Commissiong calls for historic Lane School to be saved
The Premier's race advisor Rolfe Commissiong added his support to those objecting to rezoning land which houses the Lane School as commercial property.
And he said if Bermuda wanted to continue to lead the way in the African Diaspora Trail it needed to preserve such landmarks.
Now a derelict building, the Lane School, on East Broadway, was the first school for black children on the Island after emancipation in 1834. It was one of seven schools the Anglican Church helped build in partnership with the Young Men's Friendly Societies on the Island.
The owners of the property have asked that it be rezoned for commercial use which would allow them to build up to a five-storey building a request to construct a building has not been made to the Development Applications Board.
The Bermuda Draft Tribunal is to meet next week to decide the building's fate.
Yesterday Mr. Commissiong said: "I also do not understand how we can continue to promote Bermuda as a keynote on the Diaspora Trail and provide little in the way of authentic sites which can illuminate our history for our visitors and for generations of Bermudians to follow. Sites which collectively we have made a decision to preserve as part of our common heritage.
"How we deal with this issue will demonstrate and definitively express what we as Bermudians truly value."
Mr. Commissiong added that he believed Bermuda has often put economic growth over historical preservation.
"I have been of the view that too often in the post-modern Bermudian context, we have become a people who know the price of everything but the value of nothing," he said.
"The long-term interest of the community is certainly better served by the enhancement and preservation of this key historical landmark, than by any subsequent development of the site consistent with current trends.
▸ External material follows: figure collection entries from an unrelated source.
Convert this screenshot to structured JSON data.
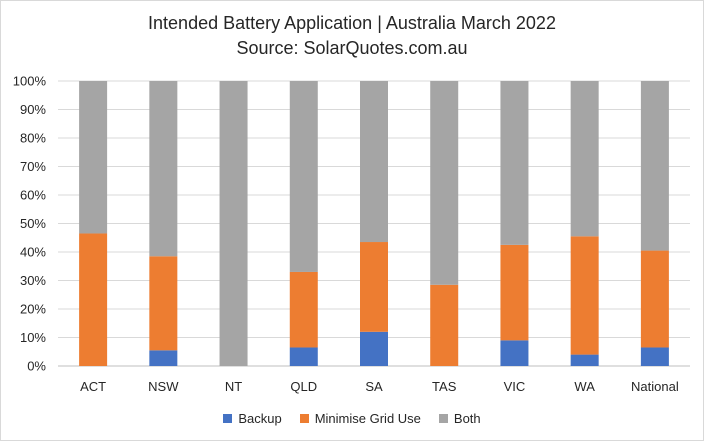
{
  "chart_data": {
    "type": "bar",
    "stacked": true,
    "title": "Intended Battery Application | Australia March 2022",
    "subtitle": "Source: SolarQuotes.com.au",
    "categories": [
      "ACT",
      "NSW",
      "NT",
      "QLD",
      "SA",
      "TAS",
      "VIC",
      "WA",
      "National"
    ],
    "series": [
      {
        "name": "Backup",
        "color": "#4472C4",
        "values": [
          0,
          5.5,
          0,
          6.5,
          12,
          0,
          9,
          4,
          6.5
        ]
      },
      {
        "name": "Minimise Grid Use",
        "color": "#ED7D31",
        "values": [
          46.5,
          33,
          0,
          26.5,
          31.5,
          28.5,
          33.5,
          41.5,
          34
        ]
      },
      {
        "name": "Both",
        "color": "#A5A5A5",
        "values": [
          53.5,
          61.5,
          100,
          67,
          56.5,
          71.5,
          57.5,
          54.5,
          59.5
        ]
      }
    ],
    "ylim": [
      0,
      100
    ],
    "yticks": [
      "0%",
      "10%",
      "20%",
      "30%",
      "40%",
      "50%",
      "60%",
      "70%",
      "80%",
      "90%",
      "100%"
    ],
    "grid": true,
    "legend_position": "bottom"
  }
}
"And I am also of the view that in this context the broader needs of the community and the need to preserve this historical treasure, must trump the legitimate yet more narrow interest of the current owner(s) of the property, which would be to maximise the economic potential of the property under question."
Mr. Commissiong likened the plight of the Lane School to that of the black gravesite at Tucker's Point golf course, which he alleged has been neglected over the years. He said they were both examples of history that have been overlooked.